Navios Maritime Containers may soon offer to buy back shares from stakeholders.

The Navios Maritime Holdings spin-off's board of directors has authorised a repurchase programme for up to $6m of its common shares over a one-year period.

Angeliki Frangou-led Navios Containers will make the repurchases from time to time for cash in open-market transactions at current market prices or via private negotiations.

The New York-listed company's management will determine timing and amount of repurchases based on market conditions and other factors, it said.

The containership owner has a market capitalisation of $32m with 34.6m shares outstanding.

Its shares, which trade on the Nasdaq stock market under the ticker symbol NMCI, gained 13.5% to close at $0.91 on Friday.

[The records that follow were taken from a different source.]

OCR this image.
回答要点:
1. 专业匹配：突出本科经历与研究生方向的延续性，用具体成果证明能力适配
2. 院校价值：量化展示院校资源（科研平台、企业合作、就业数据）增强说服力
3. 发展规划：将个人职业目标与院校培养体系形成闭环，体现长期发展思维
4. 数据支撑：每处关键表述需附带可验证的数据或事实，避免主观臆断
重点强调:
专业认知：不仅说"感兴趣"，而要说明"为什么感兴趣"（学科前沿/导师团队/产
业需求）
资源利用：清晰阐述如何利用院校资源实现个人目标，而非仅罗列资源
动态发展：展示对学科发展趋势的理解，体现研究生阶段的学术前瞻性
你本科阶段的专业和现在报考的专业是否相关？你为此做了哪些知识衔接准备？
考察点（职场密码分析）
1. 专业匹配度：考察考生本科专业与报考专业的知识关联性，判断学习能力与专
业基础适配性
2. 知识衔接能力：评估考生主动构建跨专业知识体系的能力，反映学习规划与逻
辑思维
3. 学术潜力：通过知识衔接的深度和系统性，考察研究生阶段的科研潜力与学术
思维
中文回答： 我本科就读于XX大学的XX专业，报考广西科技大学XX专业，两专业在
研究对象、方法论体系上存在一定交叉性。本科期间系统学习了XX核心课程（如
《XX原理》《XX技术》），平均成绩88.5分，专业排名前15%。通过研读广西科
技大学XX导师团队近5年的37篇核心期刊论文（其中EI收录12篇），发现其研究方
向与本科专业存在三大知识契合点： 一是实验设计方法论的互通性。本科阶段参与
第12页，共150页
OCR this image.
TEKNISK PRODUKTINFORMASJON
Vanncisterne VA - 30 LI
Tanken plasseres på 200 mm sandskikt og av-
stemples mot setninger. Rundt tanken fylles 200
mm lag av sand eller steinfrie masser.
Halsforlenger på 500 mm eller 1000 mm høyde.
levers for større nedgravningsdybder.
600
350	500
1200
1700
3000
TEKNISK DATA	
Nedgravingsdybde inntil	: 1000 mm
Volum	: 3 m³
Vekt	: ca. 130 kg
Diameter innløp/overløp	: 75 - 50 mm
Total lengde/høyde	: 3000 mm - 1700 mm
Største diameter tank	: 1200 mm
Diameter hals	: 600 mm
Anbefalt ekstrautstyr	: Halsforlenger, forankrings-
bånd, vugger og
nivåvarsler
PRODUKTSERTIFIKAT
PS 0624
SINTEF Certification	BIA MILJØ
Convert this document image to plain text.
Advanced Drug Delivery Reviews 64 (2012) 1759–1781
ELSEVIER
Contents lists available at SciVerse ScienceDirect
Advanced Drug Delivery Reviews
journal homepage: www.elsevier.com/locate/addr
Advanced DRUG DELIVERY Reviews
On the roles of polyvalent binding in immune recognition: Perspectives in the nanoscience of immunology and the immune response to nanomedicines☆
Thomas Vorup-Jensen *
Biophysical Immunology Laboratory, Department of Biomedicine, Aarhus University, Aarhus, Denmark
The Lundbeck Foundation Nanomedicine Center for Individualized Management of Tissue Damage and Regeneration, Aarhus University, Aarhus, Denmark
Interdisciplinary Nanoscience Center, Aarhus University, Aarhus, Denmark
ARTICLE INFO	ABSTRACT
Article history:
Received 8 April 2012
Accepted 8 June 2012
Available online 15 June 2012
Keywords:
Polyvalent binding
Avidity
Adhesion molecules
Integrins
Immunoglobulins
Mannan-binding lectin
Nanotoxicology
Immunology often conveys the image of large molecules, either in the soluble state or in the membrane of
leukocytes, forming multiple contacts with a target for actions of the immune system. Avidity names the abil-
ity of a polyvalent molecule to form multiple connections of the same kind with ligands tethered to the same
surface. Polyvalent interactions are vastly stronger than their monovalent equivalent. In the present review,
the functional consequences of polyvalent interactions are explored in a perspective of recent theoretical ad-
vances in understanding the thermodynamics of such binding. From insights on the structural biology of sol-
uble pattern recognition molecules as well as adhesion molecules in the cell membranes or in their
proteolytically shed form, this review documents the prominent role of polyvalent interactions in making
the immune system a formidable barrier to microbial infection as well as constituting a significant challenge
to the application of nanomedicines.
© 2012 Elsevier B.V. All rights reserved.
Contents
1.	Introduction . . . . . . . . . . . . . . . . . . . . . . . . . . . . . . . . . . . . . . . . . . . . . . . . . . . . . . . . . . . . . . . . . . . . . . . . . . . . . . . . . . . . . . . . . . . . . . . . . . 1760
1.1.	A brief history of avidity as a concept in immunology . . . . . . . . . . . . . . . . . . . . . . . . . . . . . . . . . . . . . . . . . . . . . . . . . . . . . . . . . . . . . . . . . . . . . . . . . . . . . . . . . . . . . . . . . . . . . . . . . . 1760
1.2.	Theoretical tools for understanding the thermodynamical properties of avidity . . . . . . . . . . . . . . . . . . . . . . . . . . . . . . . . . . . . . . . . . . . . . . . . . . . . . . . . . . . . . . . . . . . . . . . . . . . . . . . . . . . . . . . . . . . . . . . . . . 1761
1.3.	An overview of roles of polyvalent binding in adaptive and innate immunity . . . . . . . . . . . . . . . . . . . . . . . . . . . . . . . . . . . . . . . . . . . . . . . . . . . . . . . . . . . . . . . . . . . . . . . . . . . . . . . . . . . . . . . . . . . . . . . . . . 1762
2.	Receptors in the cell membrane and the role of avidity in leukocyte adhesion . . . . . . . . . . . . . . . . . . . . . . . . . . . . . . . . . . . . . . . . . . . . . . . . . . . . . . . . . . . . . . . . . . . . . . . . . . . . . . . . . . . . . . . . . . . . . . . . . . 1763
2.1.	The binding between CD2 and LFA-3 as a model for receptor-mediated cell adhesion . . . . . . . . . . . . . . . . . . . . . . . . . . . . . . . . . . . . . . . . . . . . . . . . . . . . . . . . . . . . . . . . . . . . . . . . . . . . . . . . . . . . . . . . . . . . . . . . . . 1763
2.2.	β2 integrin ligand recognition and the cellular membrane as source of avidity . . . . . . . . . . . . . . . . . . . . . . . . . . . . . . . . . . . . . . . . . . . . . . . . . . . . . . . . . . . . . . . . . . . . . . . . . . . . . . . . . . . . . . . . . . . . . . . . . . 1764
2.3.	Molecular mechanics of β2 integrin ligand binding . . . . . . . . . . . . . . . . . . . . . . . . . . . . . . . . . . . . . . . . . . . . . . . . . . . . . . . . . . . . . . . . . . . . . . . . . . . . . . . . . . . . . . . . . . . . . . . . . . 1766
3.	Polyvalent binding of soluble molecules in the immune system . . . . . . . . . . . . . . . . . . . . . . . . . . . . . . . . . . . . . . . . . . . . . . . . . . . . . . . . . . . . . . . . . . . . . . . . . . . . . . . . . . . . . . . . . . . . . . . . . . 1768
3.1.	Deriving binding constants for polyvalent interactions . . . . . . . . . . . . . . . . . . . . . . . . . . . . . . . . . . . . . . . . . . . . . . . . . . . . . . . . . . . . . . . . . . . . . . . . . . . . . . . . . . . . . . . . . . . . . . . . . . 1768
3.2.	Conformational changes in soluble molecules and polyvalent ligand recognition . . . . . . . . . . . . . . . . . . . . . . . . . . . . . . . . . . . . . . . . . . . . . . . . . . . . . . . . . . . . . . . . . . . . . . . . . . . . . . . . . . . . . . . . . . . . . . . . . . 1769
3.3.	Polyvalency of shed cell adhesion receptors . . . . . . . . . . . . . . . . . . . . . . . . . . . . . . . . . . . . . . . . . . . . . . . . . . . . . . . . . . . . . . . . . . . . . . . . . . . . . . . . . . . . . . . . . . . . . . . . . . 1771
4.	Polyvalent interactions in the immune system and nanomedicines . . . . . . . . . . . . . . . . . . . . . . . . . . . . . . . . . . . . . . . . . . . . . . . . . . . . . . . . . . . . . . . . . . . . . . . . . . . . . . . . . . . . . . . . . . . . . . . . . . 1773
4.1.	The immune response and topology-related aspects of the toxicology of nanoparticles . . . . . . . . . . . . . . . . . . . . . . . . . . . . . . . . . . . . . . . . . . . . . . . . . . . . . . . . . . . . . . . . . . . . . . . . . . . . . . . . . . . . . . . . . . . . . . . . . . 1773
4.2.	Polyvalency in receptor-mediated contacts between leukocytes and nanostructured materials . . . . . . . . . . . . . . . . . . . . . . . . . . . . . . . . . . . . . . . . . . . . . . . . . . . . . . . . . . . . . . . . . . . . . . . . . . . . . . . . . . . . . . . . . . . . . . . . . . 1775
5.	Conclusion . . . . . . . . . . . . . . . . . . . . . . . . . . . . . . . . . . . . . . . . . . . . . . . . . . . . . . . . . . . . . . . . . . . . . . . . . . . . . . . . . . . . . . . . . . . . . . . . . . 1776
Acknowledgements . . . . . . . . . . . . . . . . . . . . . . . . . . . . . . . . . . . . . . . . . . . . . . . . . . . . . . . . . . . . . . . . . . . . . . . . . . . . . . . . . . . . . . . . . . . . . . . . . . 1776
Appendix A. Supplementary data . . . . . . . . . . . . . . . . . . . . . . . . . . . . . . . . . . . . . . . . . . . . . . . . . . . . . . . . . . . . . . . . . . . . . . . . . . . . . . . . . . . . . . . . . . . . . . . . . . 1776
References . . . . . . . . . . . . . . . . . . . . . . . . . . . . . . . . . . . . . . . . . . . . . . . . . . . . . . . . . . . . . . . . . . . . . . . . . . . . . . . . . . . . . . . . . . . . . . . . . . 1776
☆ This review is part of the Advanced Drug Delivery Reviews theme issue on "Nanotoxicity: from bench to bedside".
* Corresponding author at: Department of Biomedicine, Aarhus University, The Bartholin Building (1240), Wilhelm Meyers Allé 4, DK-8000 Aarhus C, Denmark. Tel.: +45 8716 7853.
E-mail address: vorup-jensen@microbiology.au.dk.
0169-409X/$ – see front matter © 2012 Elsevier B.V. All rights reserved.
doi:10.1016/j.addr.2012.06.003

They fell 5.5% to $0.86 within the first 90 minutes of after-hours trading.

Lawsuit

The share buyback comes as Navios Containers faces legal action from two shareholders that alleged it lied to prompt investment before using a conversion plan to undercut their rights and enrich chief executive Frangou, as TradeWinds has reported.

On Monday, Mangrove Partners and 683 Capital Partners — which together own 16.1% of the Nasdaq-listed company — accused the boxship owner of fraud in its 2018 direct listing, a new allegation in a legal dispute that began in March.

The duo said Navios Containers never mentioned a "plan of conversion", which would see the company made into a limited partnership upon going public, until it was about to do so.

That is despite ostensible adoption of the plan the day before Mangrove invested millions of dollars in shares, the companies alleged in the lawsuit.

Neither Navios Containers nor its attorneys at Fried, Frank, Harris, Shriver & Jacobson in New York responded to requests for comment.